Mayo Rochester is a full scale academic medicine residency program. There are about 45 categoricals and 20 prelims each year. The program is highly committed to producing academic physicians most of whom will go on to do sub-specialty fellowship or advanced training to prepare for academic/leadership roles in primary care. About half the residents stay for fellowship; looking back over the class photos from the past 15-20 years, 1 in 10 residents are eventually on staff. Program leadership does not conceal their efforts to scout residents for staff positions within the Mayo system.
Clinically, the patients come from both local and referral sources. The case load is reasonable, and the range of pathology is excellent. ABIM performance is 99%+. Teaching is also outstanding; beyond morning report, M&M, EBM lecture, EBM conference, core curriculum lectures, resident-run board review and Medicine grand rounds, there are also hundreds of sub-specialty conferences. Medicine and IM subspecialty staff members are highly approachable, and curbsides often turn into informal case-based teaching. Staff members are chosen for clinical ability before research ability.

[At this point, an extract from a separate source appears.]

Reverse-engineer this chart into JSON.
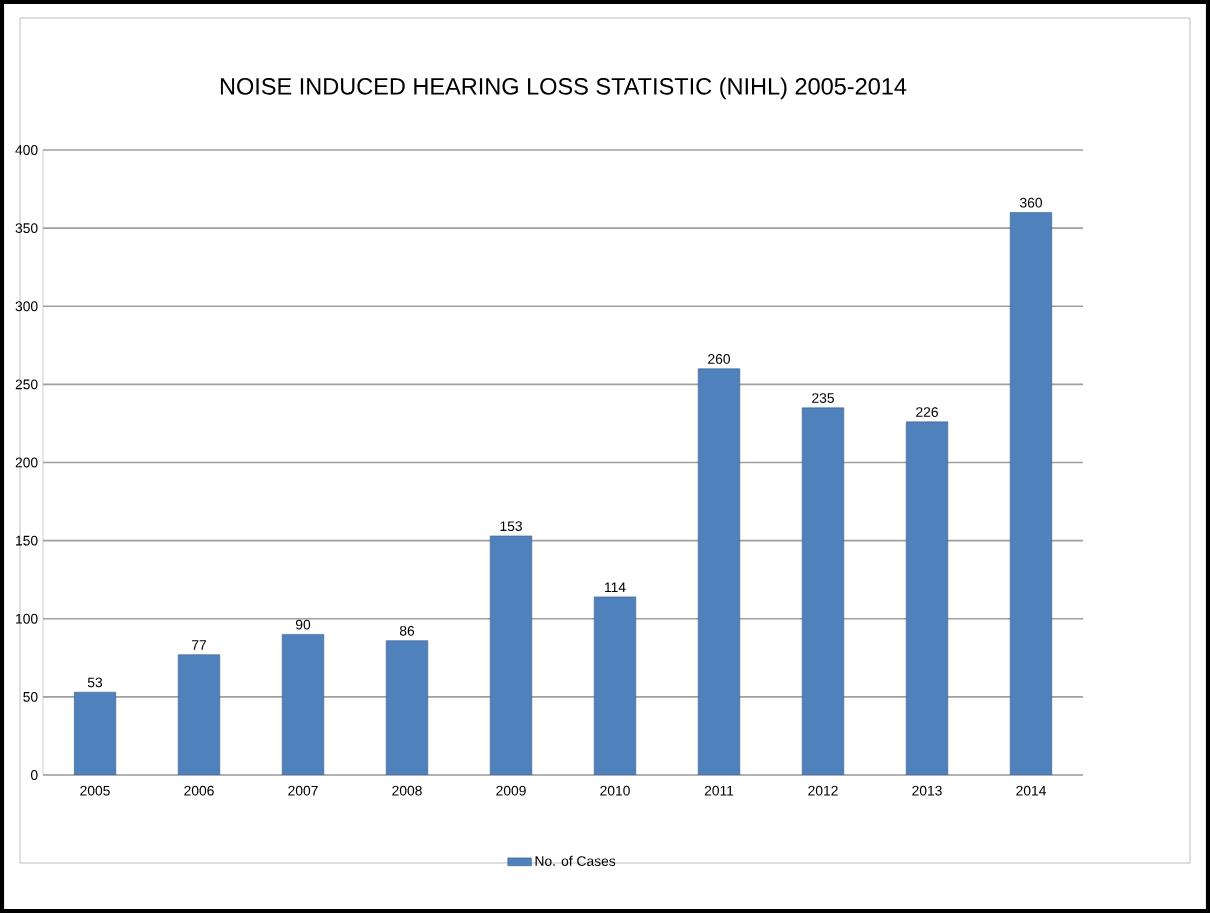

Scholarly activity is required; it can be as informal as a case series write-up, or not un-commonly, first authorship in a major journal. Up to 3 months can be taken as research elective. There are opportunities for short-tracking, a clinical research masters, MPH affiliation with U of M, or the Mayo Scholars program. Access to active research with hundreds of leading clinician-scholars is readily available.
Rochester is a very convenient, very affordable place to live, especially if you like outdoor activities. Most residents are laid-back, friendly people; we get along well and socialize outside of work. House parties, dinner gatherings and trips to the Twin Cities are popular activities. Most residents buy condos or houses. Free, covered, on-site, garage parking (read that again, slowly) is an excellent perk. My commute is 8 minutes long.
My wife and I couples matched here, ranking Mayo first, over MGH and JHU, mainly because we would have excellent training and world-class research/fellowship opportunities but still be able to see each other, start a family and live comfortably.